Step 4: Made a searching and fearless moral inventory of ourselves.

Next we launched out on a course of vigorous action, the first step of which is a personal housecleaning which many of us had never attempted. Though our decision was a vital and crucial step, it could have little permanent effect unless at once followed by as strenuous effort to face, and to be rid of, the things in ourselves which had been blocking us. Our liquor was but a symptom. So we had to get down to causes and conditions (Alcoholics Anonymous, P63-64)

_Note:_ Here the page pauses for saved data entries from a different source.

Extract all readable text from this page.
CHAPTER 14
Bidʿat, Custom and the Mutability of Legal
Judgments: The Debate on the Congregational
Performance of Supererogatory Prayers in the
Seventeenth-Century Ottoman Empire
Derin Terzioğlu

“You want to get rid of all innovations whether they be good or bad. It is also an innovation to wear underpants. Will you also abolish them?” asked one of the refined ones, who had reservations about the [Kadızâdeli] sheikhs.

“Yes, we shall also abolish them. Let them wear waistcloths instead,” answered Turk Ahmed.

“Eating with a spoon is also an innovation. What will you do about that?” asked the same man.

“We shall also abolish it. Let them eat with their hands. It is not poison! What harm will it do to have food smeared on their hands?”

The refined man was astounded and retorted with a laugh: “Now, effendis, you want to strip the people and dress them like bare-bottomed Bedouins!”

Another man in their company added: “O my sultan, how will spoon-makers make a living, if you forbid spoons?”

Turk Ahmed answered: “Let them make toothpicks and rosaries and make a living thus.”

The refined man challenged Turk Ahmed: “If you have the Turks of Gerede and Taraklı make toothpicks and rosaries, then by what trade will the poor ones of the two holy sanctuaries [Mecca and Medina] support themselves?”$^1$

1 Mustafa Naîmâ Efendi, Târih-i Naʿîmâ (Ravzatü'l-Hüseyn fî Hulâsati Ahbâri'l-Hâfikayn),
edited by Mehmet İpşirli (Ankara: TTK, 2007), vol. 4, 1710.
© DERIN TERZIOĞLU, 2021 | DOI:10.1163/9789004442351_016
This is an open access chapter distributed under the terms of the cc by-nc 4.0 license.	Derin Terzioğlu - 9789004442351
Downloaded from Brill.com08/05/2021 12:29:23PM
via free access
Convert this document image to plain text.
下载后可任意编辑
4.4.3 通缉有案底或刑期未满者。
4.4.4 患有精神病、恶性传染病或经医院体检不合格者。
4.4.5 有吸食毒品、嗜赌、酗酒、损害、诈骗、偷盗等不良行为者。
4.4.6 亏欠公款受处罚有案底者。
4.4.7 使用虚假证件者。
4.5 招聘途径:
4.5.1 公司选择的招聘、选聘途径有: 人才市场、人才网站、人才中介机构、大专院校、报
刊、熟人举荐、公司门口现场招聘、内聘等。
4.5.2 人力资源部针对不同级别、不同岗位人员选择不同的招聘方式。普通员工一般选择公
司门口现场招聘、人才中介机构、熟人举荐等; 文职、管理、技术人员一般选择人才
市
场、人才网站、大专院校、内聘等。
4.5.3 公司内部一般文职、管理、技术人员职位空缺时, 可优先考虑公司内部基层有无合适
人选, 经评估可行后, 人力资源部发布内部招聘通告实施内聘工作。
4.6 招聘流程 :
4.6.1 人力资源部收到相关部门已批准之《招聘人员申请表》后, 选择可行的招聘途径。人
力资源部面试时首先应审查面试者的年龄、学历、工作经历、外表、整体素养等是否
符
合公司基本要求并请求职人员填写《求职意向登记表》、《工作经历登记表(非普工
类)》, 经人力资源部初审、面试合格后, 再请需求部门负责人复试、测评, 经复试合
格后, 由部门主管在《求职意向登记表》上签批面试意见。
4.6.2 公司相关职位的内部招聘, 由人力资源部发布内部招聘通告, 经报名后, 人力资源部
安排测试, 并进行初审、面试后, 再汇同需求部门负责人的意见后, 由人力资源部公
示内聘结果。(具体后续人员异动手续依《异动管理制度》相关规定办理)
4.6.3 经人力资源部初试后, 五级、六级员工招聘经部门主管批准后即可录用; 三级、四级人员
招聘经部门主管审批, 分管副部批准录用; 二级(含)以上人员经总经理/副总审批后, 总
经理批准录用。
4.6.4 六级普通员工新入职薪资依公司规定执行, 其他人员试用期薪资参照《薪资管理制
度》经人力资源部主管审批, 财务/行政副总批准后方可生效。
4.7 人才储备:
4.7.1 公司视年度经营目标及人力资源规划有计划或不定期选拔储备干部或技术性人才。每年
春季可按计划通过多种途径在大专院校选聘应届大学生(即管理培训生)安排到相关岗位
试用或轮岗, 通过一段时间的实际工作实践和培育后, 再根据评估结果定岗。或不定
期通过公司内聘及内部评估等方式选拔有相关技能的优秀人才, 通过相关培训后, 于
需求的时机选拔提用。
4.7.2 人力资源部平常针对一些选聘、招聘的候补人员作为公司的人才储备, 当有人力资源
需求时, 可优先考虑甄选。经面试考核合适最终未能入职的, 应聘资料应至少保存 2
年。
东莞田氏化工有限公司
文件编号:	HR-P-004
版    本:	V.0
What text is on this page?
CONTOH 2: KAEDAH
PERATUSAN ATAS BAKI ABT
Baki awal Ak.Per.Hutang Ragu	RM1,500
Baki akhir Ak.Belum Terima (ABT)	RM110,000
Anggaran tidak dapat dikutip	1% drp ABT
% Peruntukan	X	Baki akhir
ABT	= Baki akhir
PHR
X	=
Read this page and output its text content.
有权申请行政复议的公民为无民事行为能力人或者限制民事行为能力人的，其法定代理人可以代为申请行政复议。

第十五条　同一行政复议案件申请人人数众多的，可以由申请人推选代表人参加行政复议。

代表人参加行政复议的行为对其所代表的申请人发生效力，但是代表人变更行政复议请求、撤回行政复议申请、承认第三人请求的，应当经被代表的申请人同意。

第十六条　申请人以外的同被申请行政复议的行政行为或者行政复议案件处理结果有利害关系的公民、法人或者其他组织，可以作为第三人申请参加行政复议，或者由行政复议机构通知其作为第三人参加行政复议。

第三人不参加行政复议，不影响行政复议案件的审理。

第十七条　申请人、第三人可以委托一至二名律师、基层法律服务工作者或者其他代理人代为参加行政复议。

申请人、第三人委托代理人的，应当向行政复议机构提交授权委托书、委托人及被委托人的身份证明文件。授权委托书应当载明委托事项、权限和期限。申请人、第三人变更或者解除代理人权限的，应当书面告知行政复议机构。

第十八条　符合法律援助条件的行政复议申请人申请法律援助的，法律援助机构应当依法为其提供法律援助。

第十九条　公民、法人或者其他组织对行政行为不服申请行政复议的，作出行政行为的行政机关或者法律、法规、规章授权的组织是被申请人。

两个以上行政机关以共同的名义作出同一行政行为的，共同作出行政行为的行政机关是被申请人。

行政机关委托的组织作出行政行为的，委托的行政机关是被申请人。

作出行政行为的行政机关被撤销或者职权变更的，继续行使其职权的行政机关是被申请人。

I am am grateful for the twelve steps, how they seemed to be able to unlock the door to who I am and why I behave the way I do. Patterns that I developed as a child, that I never out grew, never could recognize, had the light shone on them and my fears stood out in stark relief. It was the beginning of change. I grow and change slowly. But when I am fearful, I recognize it quicker than I used to. I can see the pattern and then choose not to follow down that path. I used to feel like there was this rut in my head and I had no choice but to follow it to the end but today I feel different. I can reach out for help, to another human, to my Higher Power. I can recite the serenity prayer, the slogans seem to come into my head without effort. I don't have to be that helpless child.

I still slip into old patterns but can slip out of them easier. Progress, not perfection.

Pain before sobriety and pain before serenity.


johno said...

I love your gratitude, and i agree. Pain leads to growth towards... Perfection...!!! Always work in Progress :-)

Syd said...

Making spiritual progress is recovery to me. Thanks for being here.